The lack of M&A activity in upstream oil and gas may have permanently altered the way private equity does business in the sector, Haynes and Boone LLP partner Buddy Clark said Jan. 15.
In a wide-ranging discussion on the health of the upstream segment, Clark explained that having M&A largely halted has put significant pressure on private equity. Instead of providing funding to a small company to allow it to become established then cashing out when the company is bought by a larger competitor, private equity firms are now finding no market for the producers they have bankrolled.
"The investment model for private equity was to find the right people, invest money, have them drill one or two wells and then flip it," said Clark, who is the co-chair of the corporate law firm's Energy Practice Group. "The question is, will that model ever come back?"
Instead of looking to sell their holdings ― at a loss ― at the first opportunity, private equity firms could be better suited to change their approach to investing in producers. Clark suggested they look into a "new model" and scrap the idea of making short-term investments in independent producers.
"That's the new model; hold onto [their position] for a while. Make it a real company … get a team that can develop it," he said. "It would be healthy long-term if it flipped from a nine- to 18-month investment to, 'Where will we be in 10 years or 20 years?'"
Where independents will find themselves later this year is a tough question to answer. Judging from his conversations with clients, Clark said there is no real consensus on whether things are improving for producers or if 2020 will be another difficult year.

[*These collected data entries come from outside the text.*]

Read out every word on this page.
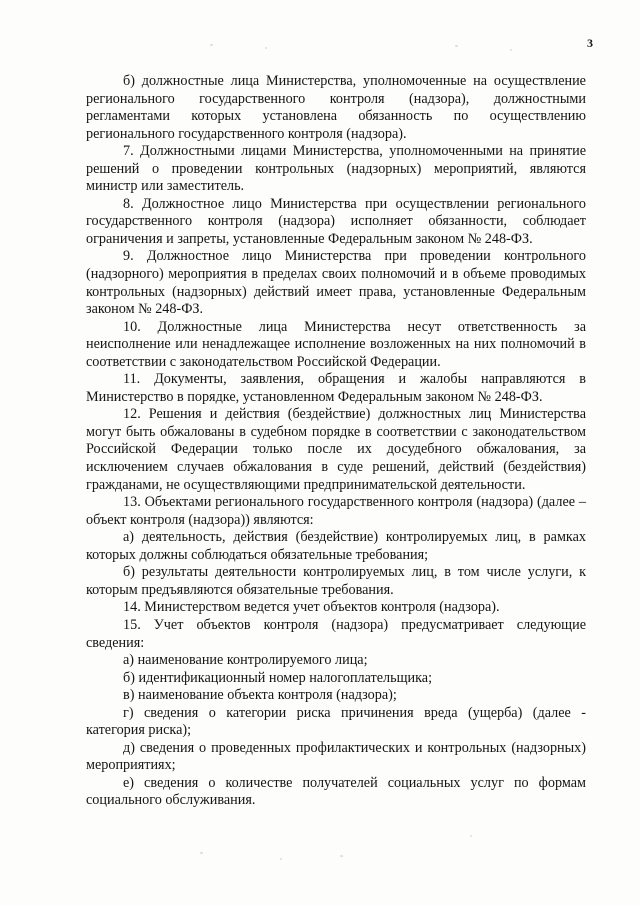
3

б) должностные лица Министерства, уполномоченные на осуществление регионального государственного контроля (надзора), должностными регламентами которых установлена обязанность по осуществлению регионального государственного контроля (надзора).

7. Должностными лицами Министерства, уполномоченными на принятие решений о проведении контрольных (надзорных) мероприятий, являются министр или заместитель.

8. Должностное лицо Министерства при осуществлении регионального государственного контроля (надзора) исполняет обязанности, соблюдает ограничения и запреты, установленные Федеральным законом № 248-ФЗ.

9. Должностное лицо Министерства при проведении контрольного (надзорного) мероприятия в пределах своих полномочий и в объеме проводимых контрольных (надзорных) действий имеет права, установленные Федеральным законом № 248-ФЗ.

10. Должностные лица Министерства несут ответственность за неисполнение или ненадлежащее исполнение возложенных на них полномочий в соответствии с законодательством Российской Федерации.

11. Документы, заявления, обращения и жалобы направляются в Министерство в порядке, установленном Федеральным законом № 248-ФЗ.

12. Решения и действия (бездействие) должностных лиц Министерства могут быть обжалованы в судебном порядке в соответствии с законодательством Российской Федерации только после их досудебного обжалования, за исключением случаев обжалования в суде решений, действий (бездействия) гражданами, не осуществляющими предпринимательской деятельности.

13. Объектами регионального государственного контроля (надзора) (далее – объект контроля (надзора)) являются:

а) деятельность, действия (бездействие) контролируемых лиц, в рамках которых должны соблюдаться обязательные требования;

б) результаты деятельности контролируемых лиц, в том числе услуги, к которым предъявляются обязательные требования.

14. Министерством ведется учет объектов контроля (надзора).

15. Учет объектов контроля (надзора) предусматривает следующие сведения:

а) наименование контролируемого лица;

б) идентификационный номер налогоплательщика;

в) наименование объекта контроля (надзора);

г) сведения о категории риска причинения вреда (ущерба) (далее - категория риска);

д) сведения о проведенных профилактических и контрольных (надзорных) мероприятиях;

е) сведения о количестве получателей социальных услуг по формам социального обслуживания.
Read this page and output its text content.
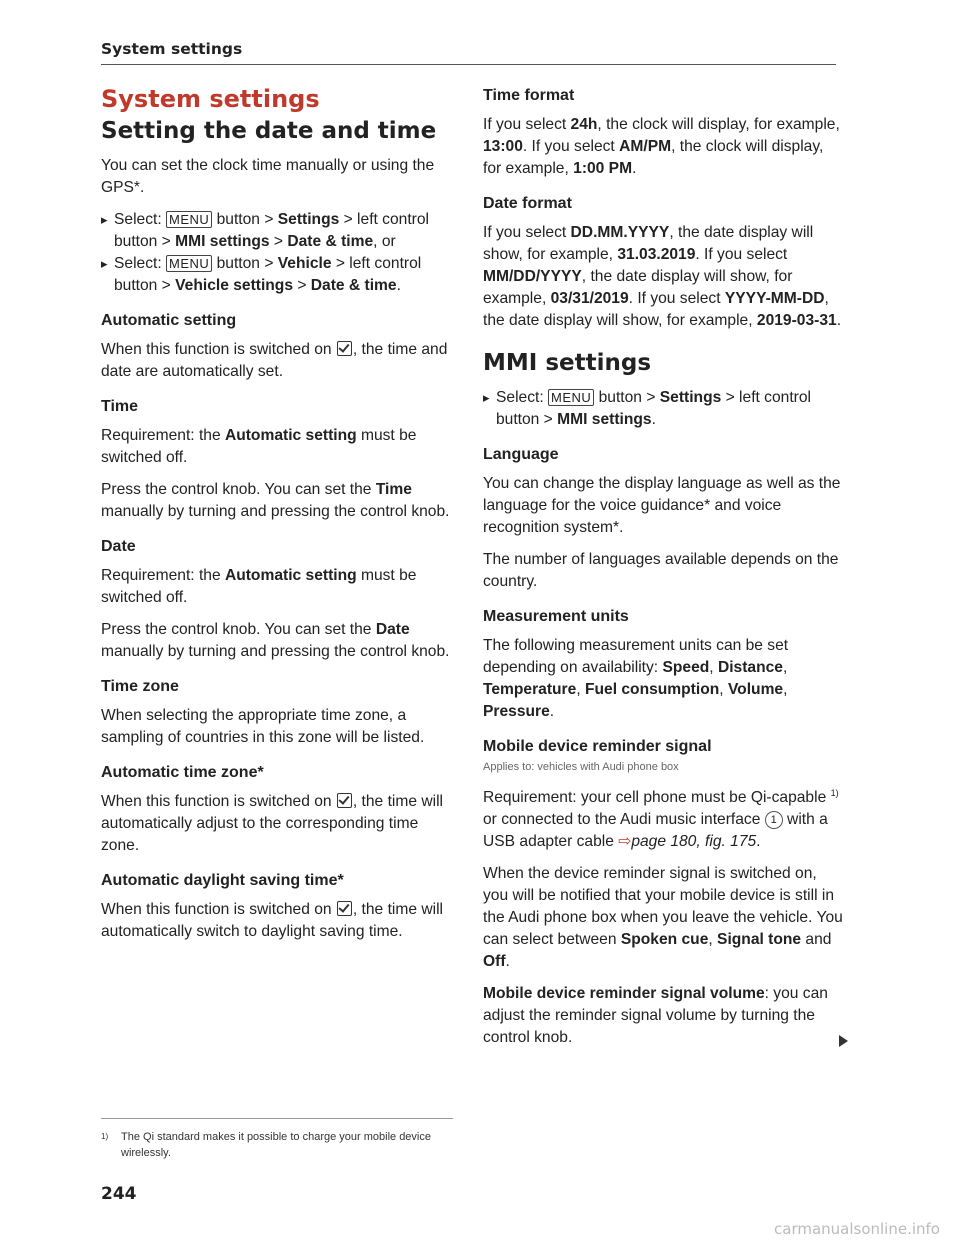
System settings
System settings
Setting the date and time

You can set the clock time manually or using the GPS*.

▸ Select: MENU button > Settings > left control button > MMI settings > Date & time, or

▸ Select: MENU button > Vehicle > left control button > Vehicle settings > Date & time.

Automatic setting

When this function is switched on , the time and date are automatically set.

Time

Requirement: the Automatic setting must be switched off.

Press the control knob. You can set the Time manually by turning and pressing the control knob.

Date

Requirement: the Automatic setting must be switched off.

Press the control knob. You can set the Date manually by turning and pressing the control knob.

Time zone

When selecting the appropriate time zone, a sampling of countries in this zone will be listed.

Automatic time zone*

When this function is switched on , the time will automatically adjust to the corresponding time zone.

Automatic daylight saving time*

When this function is switched on , the time will automatically switch to daylight saving time.

Time format

If you select 24h, the clock will display, for example, 13:00. If you select AM/PM, the clock will display, for example, 1:00 PM.

Date format

If you select DD.MM.YYYY, the date display will show, for example, 31.03.2019. If you select MM/DD/YYYY, the date display will show, for example, 03/31/2019. If you select YYYY-MM-DD, the date display will show, for example, 2019-03-31.

MMI settings

▸ Select: MENU button > Settings > left control button > MMI settings.

Language

You can change the display language as well as the language for the voice guidance* and voice recognition system*.

The number of languages available depends on the country.

Measurement units

The following measurement units can be set depending on availability: Speed, Distance, Temperature, Fuel consumption, Volume, Pressure.

Mobile device reminder signal

Applies to: vehicles with Audi phone box

Requirement: your cell phone must be Qi-capable $^{1)}$ or connected to the Audi music interface 1 with a USB adapter cable ⇨page 180, fig. 175.

When the device reminder signal is switched on, you will be notified that your mobile device is still in the Audi phone box when you leave the vehicle. You can select between Spoken cue, Signal tone and Off.

Mobile device reminder signal volume: you can adjust the reminder signal volume by turning the control knob.

1)	The Qi standard makes it possible to charge your mobile device wirelessly.
244
carmanualsonline.info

"If there's one thing they agree on, it's that they're glad the last decade is over," he quipped. Even though the shale revolution pushed oil and gas production to all-time highs, a half-decade of low prices and a surge of investor discontent rocked the sector in the 2010s. With the debt markets largely closed off to producers, danger could be looming for companies with lackluster balance sheets.

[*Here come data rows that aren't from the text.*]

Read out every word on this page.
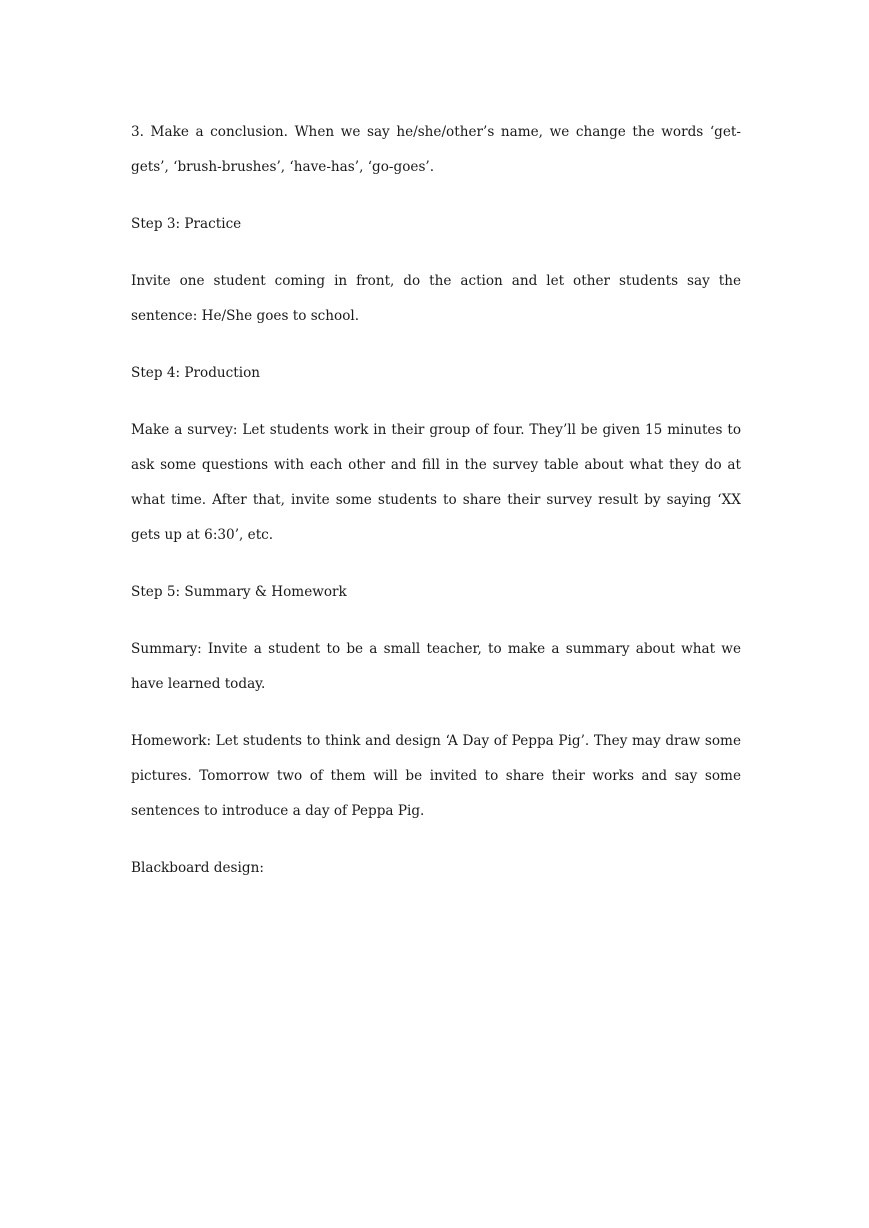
3. Make a conclusion. When we say he/she/other’s name, we change the words ‘get-gets’, ‘brush-brushes’, ‘have-has’, ‘go-goes’.

Step 3: Practice

Invite one student coming in front, do the action and let other students say the sentence: He/She goes to school.

Step 4: Production

Make a survey: Let students work in their group of four. They’ll be given 15 minutes to ask some questions with each other and fill in the survey table about what they do at what time. After that, invite some students to share their survey result by saying ‘XX gets up at 6:30’, etc.

Step 5: Summary & Homework

Summary: Invite a student to be a small teacher, to make a summary about what we have learned today.

Homework: Let students to think and design ‘A Day of Peppa Pig’. They may draw some pictures. Tomorrow two of them will be invited to share their works and say some sentences to introduce a day of Peppa Pig.

Blackboard design:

"They're looking at the light at the end of the tunnel and it's probably a train," Clark said. "It's going to be the haves and the have-nots, and there are probably more have-nots."
The lack of M&A activity has added further difficulty for producers in financial stress, as the odds of another company coming to their aid are slim. Most of the producers that have made acquisitions over the past two years have been promptly savaged by investors, giving them more reason to stay on the sidelines.
"The majors aren't being rewarded for increasing reserves … they're being rewarded for living in cash flow," Clark said. "Look at [Callon Petroleum Co.]; they got slammed [for acquiring Carrizo Oil & Gas Inc.]"
Another reason M&A activity has been weak, he said, is the continued struggle between ask prices and bids to find common ground. As has been routine since the 2014 oil and gas price collapse, distressed companies have found their asking price for assets remains well above what potential buyers are willing to offer.
"We have a client with four bids out in data rooms and the sellers aren't exactly jumping on the bids," Clark said. "[Sellers] don't get the bids that satisfy their investors and pull them back. There's always interest at the right price, but until the difference between the bid and ask is narrowed, you'll see companies go into bankruptcy and hide out there for a few months and hope the market turns around."
The first clear look at the state of the industry in early 2020 could come soon, as Haynes and Boone begins to tally the number of bankruptcies in the first quarter and see if there has been any reduction from 2019.
"We're going to see some more in the first quarter, some that were teed up in the fourth quarter [of 2019], then a spurt in the second quarter and hope that's it," Clark said.